Accessible aux personnes en chaise roulante | Français, Nouchi → NL, EN | ⧖ ±1h20 | €20 / €16 | Contient de la nudité

Il y a deux ans, Nadia Beugré a rencontré plusieurs membres de la communauté transgenre d’Abidjan, la ville où elle a grandi, avec qui elle a ensuite commencé à travailler sur la conception de ce spectacle.
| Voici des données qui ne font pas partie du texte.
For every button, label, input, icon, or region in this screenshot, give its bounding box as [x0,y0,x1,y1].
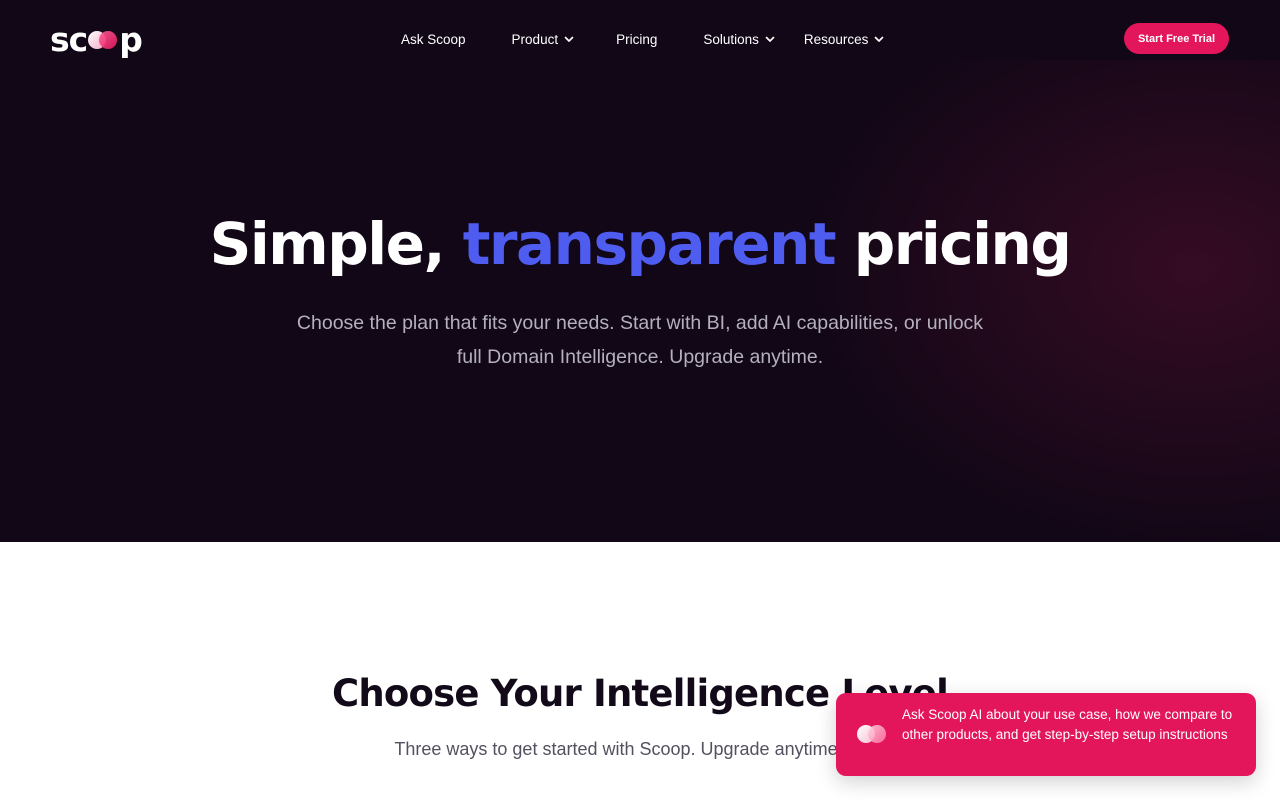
hero-title: Simple, transparent pricing [0,206,1280,282]
start-free-trial-button[interactable]: Start Free Trial [1124,23,1229,54]
hero-subtitle: Choose the plan that fits your needs. St… [296,312,984,368]
chevron-down-icon [765,36,775,42]
nav-pricing[interactable]: Pricing [616,28,657,50]
nav-solutions-label: Solutions [703,31,759,47]
top-navigation: sc p Ask Scoop Product Pricing Solutions… [0,0,1280,78]
chevron-down-icon [875,36,884,42]
nav-resources[interactable]: Resources [804,28,886,50]
hero-title-accent: transparent [462,210,837,278]
logo-text-prefix: sc [50,20,88,59]
nav-resources-label: Resources [803,31,869,47]
hero-glow [760,60,1280,542]
nav-ask-scoop-label: Ask Scoop [401,31,466,47]
nav-pricing-label: Pricing [616,31,658,47]
ask-scoop-ai-popup[interactable]: Ask Scoop AI about your use case, how we… [836,693,1256,776]
nav-product-label: Product [511,31,559,47]
hero-section: sc p Ask Scoop Product Pricing Solutions… [0,0,1280,542]
hero-title-start: Simple, [209,210,463,278]
logo-text-suffix: p [119,20,143,59]
scoop-rings-icon [857,725,886,743]
nav-solutions[interactable]: Solutions [703,28,776,50]
chat-popup-text: Ask Scoop AI about your use case, how we… [902,707,1233,742]
hero-title-end: pricing [835,210,1072,278]
nav-ask-scoop[interactable]: Ask Scoop [401,28,466,50]
scoop-logo[interactable]: sc p [50,22,160,58]
chevron-down-icon [564,36,574,42]
main-nav: Ask Scoop Product Pricing Solutions Reso… [401,28,885,50]
nav-product[interactable]: Product [512,28,576,50]
logo-rings-icon [88,31,118,49]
Né·es garçons, iels naviguent entre les genres dans une société qui – dans le meilleur des cas – détourne le regard. Coiffeur·euses le jour et divas des dancefloors la nuit, iels vivent à la fois de manière clandestine et terriblement exposée. Lié·es par un circuit parallèle de solidarité, iels inventent des danses bien à elleux qui, entre voguing et coupé-décalé, font et défont les nuits d’Abidjan. Après le succès retentissant de L’homme rare, la chorégraphe ivoirienne Nadia Beugré revient au festival avec une première mondiale. Dans Prophétique (On est déjà né·es), elle approfondit son exploration chorégraphique du genre, des identités assignées et de ce qui est perçu à la périphérie de la norme. La salle de théâtre devient un espace en perpétuelle transition, entre salon de coiffure et piste de danse. Rien n’est figé, tout comme chaque mouvement du corps est une ode à la possibilité d’être pluriel·le. Dans cette pièce à la fois intime et explosive, Beugré dessine un nouveau portrait de la féminité, dans lequel la danse devient le langage d’une nouvelle forme de solidarité.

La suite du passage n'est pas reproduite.